Конечно, прочитали ее не только филологи. Сразу, тогда же, оказалось, что кому-то ее привезли, а кто-то даже сам купил. Все это были highbrow (тип «выездного интеллектуала» уже существовал), и кое-кто из них, по слухам, стал Толкина переводить, но переводы куда-то делись. Несомненно, никто не отнесся к книге спокойно, но для тех, о ком я только слышала, она могла быть и ученой игрой. Вспомним, как противостоял культ игры свинцовой серьезности советских наук (гуманитарных, конечно). Однако я хорошо знала только тех, кто отнесся к ней гораздо серьезней, в другом смысле слова.

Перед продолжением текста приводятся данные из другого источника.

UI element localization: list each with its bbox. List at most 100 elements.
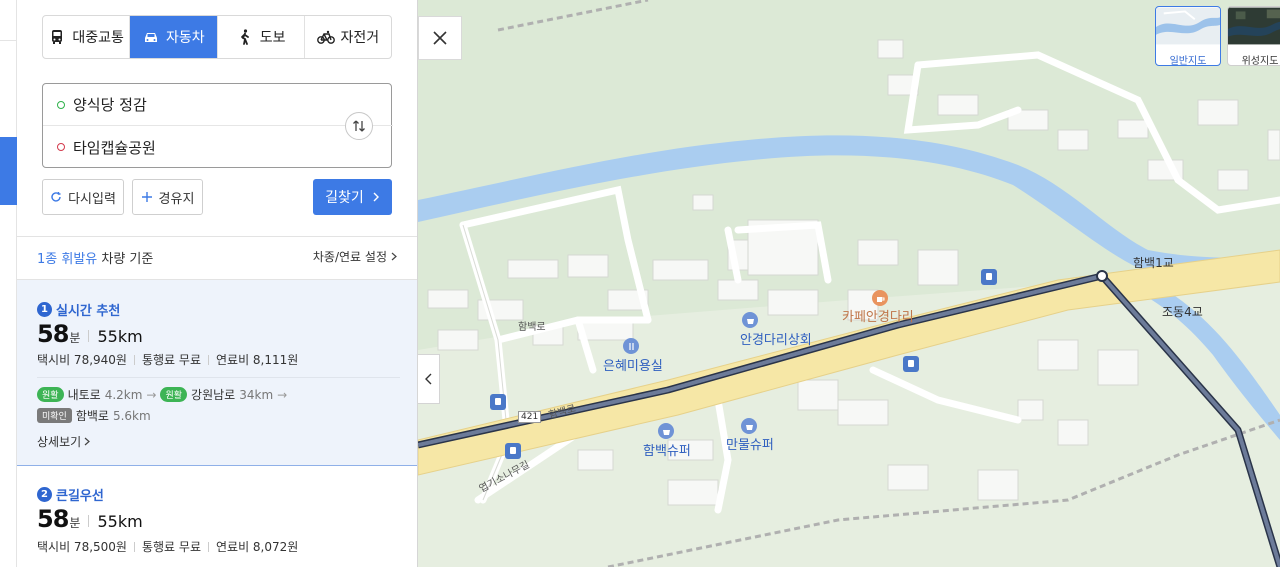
search-route-button[interactable]: 길찾기 bbox=[313, 179, 392, 215]
add-waypoint-button[interactable]: 경유지 bbox=[132, 179, 203, 215]
map-label-super1[interactable]: 함백슈퍼 bbox=[643, 440, 691, 459]
vehicle-setting-link[interactable]: 차종/연료 설정 bbox=[313, 248, 397, 265]
bus-stop-icon[interactable] bbox=[903, 356, 919, 372]
maptype-basic[interactable]: 일반지도 bbox=[1155, 6, 1221, 66]
map-label-store[interactable]: 안경다리상회 bbox=[740, 329, 812, 348]
cafe-icon[interactable] bbox=[872, 290, 888, 306]
tab-car[interactable]: 자동차 bbox=[130, 16, 218, 58]
fuel-cost: 연료비 8,072원 bbox=[215, 540, 299, 554]
route-distance: 55km bbox=[97, 327, 143, 346]
reset-button[interactable]: 다시입력 bbox=[42, 179, 124, 215]
road-name: 내토로 bbox=[67, 388, 101, 402]
refresh-icon bbox=[51, 192, 61, 202]
divider bbox=[37, 377, 400, 378]
route-number-badge: 1 bbox=[37, 302, 52, 317]
store-icon[interactable] bbox=[742, 312, 758, 328]
divider bbox=[207, 354, 209, 365]
chevron-right-icon bbox=[84, 437, 91, 446]
vehicle-basis: 1종 휘발유 차량 기준 bbox=[37, 248, 153, 267]
close-button[interactable] bbox=[418, 16, 462, 60]
map-thumbnail-icon bbox=[1156, 7, 1220, 45]
route-costs: 택시비 78,940원 통행료 무료 연료비 8,111원 bbox=[37, 351, 298, 368]
tab-walk-label: 도보 bbox=[259, 30, 286, 46]
tab-bicycle[interactable]: 자전거 bbox=[305, 16, 391, 58]
tab-transit[interactable]: 대중교통 bbox=[43, 16, 131, 58]
route-minutes: 58 bbox=[37, 505, 69, 533]
reset-button-label: 다시입력 bbox=[68, 191, 116, 207]
route-minutes-unit: 분 bbox=[69, 331, 81, 345]
close-icon bbox=[433, 31, 447, 45]
route-option-1[interactable]: 1 실시간 추천 58 분 55km 택시비 78,940원 통행료 무료 연료… bbox=[17, 280, 417, 466]
route-option-2[interactable]: 2 큰길우선 58 분 55km 택시비 78,500원 통행료 무료 연료비 … bbox=[17, 467, 417, 567]
chevron-left-icon bbox=[425, 373, 432, 385]
fuel-type: 1종 휘발유 bbox=[37, 252, 98, 267]
bicycle-icon bbox=[316, 30, 335, 44]
destination-field[interactable]: 타임캡슐공원 bbox=[43, 126, 393, 168]
route-number-sign: 421 bbox=[518, 411, 542, 423]
map-base bbox=[418, 0, 1280, 567]
maptype-satellite-label: 위성지도 bbox=[1241, 56, 1279, 66]
origin-field[interactable]: 양식당 정감 bbox=[43, 84, 393, 126]
map-canvas[interactable]: 함백1교 조동4교 카페안경다리 안경다리상회 은혜미용실 함백슈퍼 만물슈퍼 … bbox=[418, 0, 1280, 567]
map-label-salon[interactable]: 은혜미용실 bbox=[603, 355, 663, 374]
tab-transit-label: 대중교통 bbox=[72, 30, 124, 46]
swap-arrows-icon bbox=[353, 120, 365, 132]
search-button-label: 길찾기 bbox=[325, 190, 364, 206]
vehicle-basis-text: 차량 기준 bbox=[97, 252, 154, 267]
store-icon[interactable] bbox=[741, 418, 757, 434]
traffic-status-badge: 미확인 bbox=[37, 408, 72, 423]
chevron-right-icon bbox=[373, 192, 379, 202]
map-label-cafe[interactable]: 카페안경다리 bbox=[842, 306, 914, 325]
origin-dot-icon bbox=[57, 100, 65, 109]
arrow-right-icon: → bbox=[146, 387, 157, 402]
maptype-basic-label: 일반지도 bbox=[1169, 56, 1207, 66]
divider bbox=[133, 354, 135, 365]
taxi-fare: 택시비 78,940원 bbox=[37, 353, 127, 367]
road-distance: 34km bbox=[239, 387, 274, 402]
route-title: 2 큰길우선 bbox=[37, 485, 104, 504]
road-distance: 5.6km bbox=[112, 408, 151, 423]
route-distance: 55km bbox=[97, 512, 143, 531]
taxi-fare: 택시비 78,500원 bbox=[37, 540, 127, 554]
destination-dot-icon bbox=[57, 143, 65, 151]
bus-icon bbox=[52, 30, 63, 44]
rail-divider bbox=[0, 40, 17, 41]
app-root: 대중교통 자동차 도보 자전거 양식당 정감 타임캡슐공원 다시입력 경유지 길… bbox=[0, 0, 1280, 567]
map-label-jodong: 조동4교 bbox=[1162, 305, 1203, 319]
road-distance: 4.2km bbox=[104, 387, 143, 402]
tab-car-label: 자동차 bbox=[166, 30, 205, 46]
origin-text: 양식당 정감 bbox=[73, 96, 147, 114]
salon-icon[interactable] bbox=[623, 338, 639, 354]
divider bbox=[133, 541, 135, 552]
map-label-super2[interactable]: 만물슈퍼 bbox=[726, 434, 774, 453]
transport-mode-tabs: 대중교통 자동차 도보 자전거 bbox=[42, 15, 392, 59]
tab-walk[interactable]: 도보 bbox=[218, 16, 305, 58]
store-icon[interactable] bbox=[658, 423, 674, 439]
maptype-satellite[interactable]: 위성지도 bbox=[1227, 6, 1280, 66]
route-summary: 58 분 55km bbox=[37, 320, 143, 348]
route-summary: 58 분 55km bbox=[37, 505, 143, 533]
tab-bicycle-label: 자전거 bbox=[340, 30, 380, 46]
road-name: 함백로 bbox=[75, 409, 109, 423]
waypoint-button-label: 경유지 bbox=[158, 191, 195, 207]
bus-stop-icon[interactable] bbox=[490, 394, 506, 410]
divider bbox=[207, 541, 209, 552]
toll-fee: 통행료 무료 bbox=[141, 353, 201, 367]
route-detail-link[interactable]: 상세보기 bbox=[37, 433, 91, 450]
road-name: 강원남로 bbox=[191, 388, 236, 402]
directions-panel: 대중교통 자동차 도보 자전거 양식당 정감 타임캡슐공원 다시입력 경유지 길… bbox=[17, 0, 418, 567]
route-title-text: 큰길우선 bbox=[56, 489, 104, 504]
bus-stop-icon[interactable] bbox=[981, 269, 997, 285]
road-segments-row: 미확인 함백로 5.6km bbox=[37, 407, 151, 424]
bus-stop-icon[interactable] bbox=[505, 443, 521, 459]
collapse-panel-button[interactable] bbox=[418, 354, 440, 404]
vehicle-setting-label: 차종/연료 설정 bbox=[312, 250, 387, 264]
route-number-badge: 2 bbox=[37, 487, 52, 502]
map-label-bridge: 함백1교 bbox=[1133, 256, 1174, 270]
rail-active-indicator[interactable] bbox=[0, 137, 17, 205]
satellite-thumbnail-icon bbox=[1228, 7, 1280, 45]
swap-button[interactable] bbox=[345, 112, 373, 140]
divider bbox=[88, 330, 90, 342]
route-title-text: 실시간 추천 bbox=[56, 304, 121, 319]
divider bbox=[88, 515, 90, 527]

Сергей Яковлевич Серов, Сергей Сергеевич Аверинцев, братья Муравьевы (Леонид Сергеевич — по рассказам, он английского не знал) увидели в саге Толкина свою тогдашнюю жизнь. Толкин не любил и не писал аллегорий, и мы это ощутили. Для нас его книга была не аллегорией; если как-то это называть, подошло бы слово «миф», очищенное и объясненное именно им и теми его коллегами, которым хотелось передать не поверхность, а суть, смысл, промыслительный узор жизни. Представьте себе без нынешних аберраций, какими были 70-е годы. Для тех, кто узнал себя в саге о кольцах — практически невыносимыми. Так мы и читали ее, как книгу надежды в безнадежности. Примерно так же мы читали и Честертона, Уильямса, Льюиса, но почти для всех главным был Толкин.

Споры начались тоже сразу, и по ним можно было предсказать, что случится с этой странной книгой, когда она «овладеет массами». Одни увидели в ней апологию смешных и слабых, победу бессильных, полный запрет на мирские средства, воплощенные в кольце. Другие, словно конь в книге Иова, стали издавать воинственные звуки. Поскольку мы все время играли (надо ли объяснять, в каком смысле?) и совсем не ссорились, это претворилось в спор между сторонниками Сэма и сторонниками Арагорна. Использовали и пару Боромир–Фаромир, но тем, кто заметил апологию слабости и милости, все-таки больше всех подходил самый ничтожный из хоббитов. Его сторонников поддерживала последняя фраза: огромное, сложное повествование приводит только к тому, чтобы он положил дочку жене на колени. Противников это не убеждало.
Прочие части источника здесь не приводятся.